I was having problems with binaries I was downloading with a particular application the other day. As part of the debugging process at one point, I was taking packet captures with Wireshark inside the client LAN, at the client router’s WAN, and tcpdump from the server. I was then reassembling the file from the stream in each packet capture and comparing them to see where the corruption was occurring relative to the copy that resided on the server.
To accomplish this, I was going to the HTTP GET message packet in Wireshark. Then I would right-click on the packet and select Follow Stream. Next I would select only the direction of traffic from the server to the client (since this was a download). Then I would make sure RAW was selected and save the file. Finally I would open the file up in a hex editor, remove the HTTP header that winds up prepended to the file, and save it. Annnnd then the file was corrupted.
Doing a binary diff of a valid copy of the file with the reconstructed file using 010 Editor I could see that the only differences were several small sections of the file with values like these spaced throughout the file:
Hex: 0D 0A 31 30 30 30 0D 0A
and one of these at the end of the file:
Hex: 0D 0A 00 00 0D 0A
I confirmed that each of the packet captures at the various points along the way all had the same result.

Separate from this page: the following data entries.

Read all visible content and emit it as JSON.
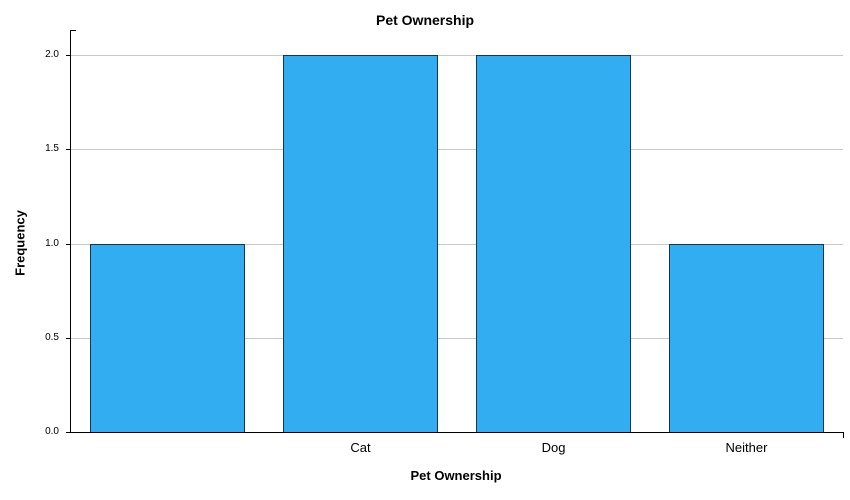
{
  "chart_data": {
    "type": "bar",
    "title": "Pet Ownership",
    "xlabel": "Pet Ownership",
    "ylabel": "Frequency",
    "categories": [
      "",
      "Cat",
      "Dog",
      "Neither"
    ],
    "values": [
      1,
      2,
      2,
      1
    ],
    "ylim": [
      0,
      2
    ],
    "yticks": [
      0,
      0.5,
      1,
      1.5,
      2
    ],
    "ytick_labels": [
      "0.0",
      "0.5",
      "1.0",
      "1.5",
      "2.0"
    ],
    "grid": true,
    "legend": "none",
    "bar_color": "#33ADF2",
    "bar_border_color": "#14374F",
    "gridline_color": "#c8c8c8",
    "axis_color": "#000000",
    "background_color": "#ffffff"
  }
}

Where the heck was this random data getting injected into my stream and better still, why?!
The first clue that it wasn’t truly random data was the \r\n values. Carriage Return – Line Feed (CRLF) is a staple demarcation value in the HTTP protocol. My second clue was that the values were typically 1000 and 0. Although respresented with ASCII codes in the file, if you interpret them as hex they are 4096 and 0. When doing buffered I/O a 4K buffer is very common as is getting a 0 back from a read function when you reach EOF.
As it turns out, the particular behavior I was seeing was a feature of the HTTP/1.1 Protocol called Chunked Transfer Encoding. The wikipedia article does a great job explaining it, but basically it allows for content to be sent prior to knowing the exact size of that content. It does this by prepending the size to the each chunk:
The size of each chunk is sent right before the chunk itself so that a client can tell when it has finished receiving data for that chunk. The data transfer is terminated by a final chunk of length zero.
Ah-ha! So my naïve manual file reconstruction from the Wireshark packet capture of the HTTP download was flawed. Or was it? I checked the file on disk and sure enough it too had these extra data values present.
Once again, Wikipedia to the rescue (emphasis mine):
For version 1.1 of the HTTP protocol, the chunked transfer mechanism is considered to be always acceptable, even if not listed in the TE request header field, and when used with other transfer mechanisms, should always be applied last to the transferred data and never more than one time
The server was utilizing chunked transfer encoding but the application I was using wasn’t fully HTTP/1.1 compliant and was thus doing a naïve reconstruction just like me! So, if you find yourself doing file reconstruction from packet captures of HTTP downloads, make sure you take chunked transfer encoding into account.